“Elettra” di Jennifer Saint: il significato della vendetta nel mito
Tra i νόστοι dei reduci da Troia quello di Agamennone è il più funesto; imitando il gesto di Atropo, Clitennestra recide il filo della sua vita. Sappiamo da Omero che Penelope attese con pazienza e fedeltà il νόστος di Odisseo.

Ma cosa sappiamo dell’attesa di Clitennestra? Come visse mentre aspettava che gli dèi le rendessero il marito per retribuirlo del più orrendo delitto?
Dopo il successo di Arianna, Jennifer Saint propone la rilettura di un altro mito in chiave femminile; con Elettra (Sonzogno, 2023, pp. 343, trad. di Ginevra Lamberti) ci conduce nel cuore di Micene e delle donne di Agamennone le quali ripercorrono, in un tumulto di emozioni, ciò che precede e ciò che segue il suo ritorno.
Ascoltiamo la voce di Clitennestra, consumata dall’odio, tormentata dall’ossessivo desiderio di vendetta. Nessuna pietà, nessun perdono per l’uomo che le ha strappato Ifigenia, nessun oblio per il sacrificio di una vittima innocente. Ascoltiamo la voce di Elettra, la figlia minore di Clitennestra e Agamennone, che brucia di furia e ostinazione; attende con lealtà il ritorno del padre e cresce covando rancore verso la madre. Ascoltiamo la voce di Cassandra, principessa di Troia e sacerdotessa di Apollo. Ella bramò e ottenne il dono della veggenza ma fu maledetta dal dio che la condannò a proclamare il vero e a non essere creduta.
Elena e Clitennestra sono sorelle; a Sparta re Tindaro le cresce entrambe come figlie ma di Elena non è padre. Ella è stata generata da Zeus, acceso di passione per Leda; la divina bellezza della principessa di Sparta è un’eredità della sua olimpica ascendenza. I pretendenti di Elena, re e principi di tutta la Grecia, sono convenuti alla corte di Tindaro; da Calidone sono arrivati gli Atridi, segnati dallo stigma di una antica maledizione. Prima che Elena annunci il prescelto, gli uomini prestano un giuramento: uno solo la sposerà; tutti gli altri si stringeranno intorno a lui per proteggerla e difenderanno con la vita il diritto dello sposo a tenerla con sé. A corteggiatori ben più avvenenti Elena preferisce Menelao, impacciato e non certo prestante. La sua scelta è dettata dalla prudenza: egli sembra un uomo tollerante; sopporterebbe con pazienza il peso della sublime bellezza della moglie, dono e condanna all’intemperanza.

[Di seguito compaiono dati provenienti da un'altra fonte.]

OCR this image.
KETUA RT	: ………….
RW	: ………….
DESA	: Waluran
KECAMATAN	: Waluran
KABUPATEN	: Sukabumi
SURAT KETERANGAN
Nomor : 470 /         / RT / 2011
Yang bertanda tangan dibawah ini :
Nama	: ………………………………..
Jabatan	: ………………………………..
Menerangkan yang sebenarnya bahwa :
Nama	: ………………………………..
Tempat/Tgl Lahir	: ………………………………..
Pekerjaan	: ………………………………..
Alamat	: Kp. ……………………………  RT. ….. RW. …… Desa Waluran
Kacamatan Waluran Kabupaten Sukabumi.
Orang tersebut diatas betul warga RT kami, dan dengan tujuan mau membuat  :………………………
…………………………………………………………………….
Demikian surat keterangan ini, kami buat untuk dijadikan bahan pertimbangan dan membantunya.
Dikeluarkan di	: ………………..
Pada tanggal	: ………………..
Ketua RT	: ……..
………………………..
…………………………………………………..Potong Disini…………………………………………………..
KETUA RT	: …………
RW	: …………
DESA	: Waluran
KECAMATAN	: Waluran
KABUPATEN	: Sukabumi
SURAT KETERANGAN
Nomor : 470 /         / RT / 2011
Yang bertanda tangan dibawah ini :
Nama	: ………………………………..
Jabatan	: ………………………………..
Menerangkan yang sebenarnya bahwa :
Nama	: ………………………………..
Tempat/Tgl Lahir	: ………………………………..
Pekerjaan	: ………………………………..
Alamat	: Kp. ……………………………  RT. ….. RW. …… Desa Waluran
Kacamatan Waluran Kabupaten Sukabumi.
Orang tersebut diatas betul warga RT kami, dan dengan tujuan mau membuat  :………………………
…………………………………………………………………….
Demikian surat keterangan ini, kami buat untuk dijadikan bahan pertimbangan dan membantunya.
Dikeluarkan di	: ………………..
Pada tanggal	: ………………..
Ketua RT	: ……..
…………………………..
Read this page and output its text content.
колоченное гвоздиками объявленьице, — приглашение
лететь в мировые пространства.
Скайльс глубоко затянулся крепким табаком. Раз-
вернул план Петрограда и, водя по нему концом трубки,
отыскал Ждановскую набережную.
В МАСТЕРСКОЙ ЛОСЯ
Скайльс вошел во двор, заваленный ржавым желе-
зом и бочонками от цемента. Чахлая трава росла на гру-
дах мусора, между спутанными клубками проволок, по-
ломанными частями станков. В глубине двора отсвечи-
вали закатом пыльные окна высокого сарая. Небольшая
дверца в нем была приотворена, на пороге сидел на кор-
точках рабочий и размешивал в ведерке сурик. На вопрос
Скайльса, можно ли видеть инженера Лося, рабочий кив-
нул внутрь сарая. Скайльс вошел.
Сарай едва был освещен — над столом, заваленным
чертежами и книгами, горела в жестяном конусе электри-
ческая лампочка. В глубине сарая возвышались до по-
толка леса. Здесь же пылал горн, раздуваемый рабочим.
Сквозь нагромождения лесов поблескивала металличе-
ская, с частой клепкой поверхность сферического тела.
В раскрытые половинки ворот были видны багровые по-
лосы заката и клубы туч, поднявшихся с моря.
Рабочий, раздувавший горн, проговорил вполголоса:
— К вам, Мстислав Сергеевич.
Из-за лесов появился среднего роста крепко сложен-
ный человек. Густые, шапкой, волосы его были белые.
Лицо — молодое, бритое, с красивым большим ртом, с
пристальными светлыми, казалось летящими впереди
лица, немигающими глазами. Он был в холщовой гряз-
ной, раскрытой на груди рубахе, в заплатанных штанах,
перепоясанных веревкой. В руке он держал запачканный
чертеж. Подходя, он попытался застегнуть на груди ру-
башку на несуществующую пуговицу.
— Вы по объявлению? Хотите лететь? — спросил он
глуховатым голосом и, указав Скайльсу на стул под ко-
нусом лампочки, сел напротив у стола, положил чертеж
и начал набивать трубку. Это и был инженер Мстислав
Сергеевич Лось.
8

Agamennone e Menelao mirano all’alleanza con Tindaro per riprendersi Micene; essi intendono rovesciare dal trono lo zio Tieste, il quale ha spodestato il loro padre Atreo, legittimo re. In occasione delle nozze della sorella, Clitennestra rivolge ad Agamennone poche parole ma dense di presagi: ella lo esorta a risparmiare il cugino Egisto, che è solo un bambino inerme.
La guerra non è forse un affare da uomini? Forse; ma ella sa leggere i meccanismi della politica, conosce i vantaggi delle alleanze e la sacralità del giuramento: Agamennone avrà un enorme potere e potrà essere il più grande di tutti i greci. Dopo la carneficina, gli Atridi tornano trionfanti e disegnano la geografia del potere; Menelao regnerà a Sparta mentre Agamennone siederà sul trono di Micene accanto a Clitennestra, promessa da Tindaro per consolidare l’alleanza tra i due regni in vista dell’espansione nel Peloponneso. L’arrivo della donna nel palazzo del marito è un burrascoso turbinio di immagini ed emozioni; l’opulenza non le mozza il respiro, oro e avorio non la abbagliano. La nostalgia della familiare semplicità di Sparta le riempie lo stomaco di un vuoto malessere, dai recessi della sua mente si affaccia spesso uno strisciante pensiero; allora Clitennestra rabbrividisce per le efferatezze consumate tra quelle mura. Il palazzo è un calice che racchiude il sangue versato da figli e fratelli per mano di padri e fratelli; che sia o meno maledetto, quel luogo è pregno di malvagità.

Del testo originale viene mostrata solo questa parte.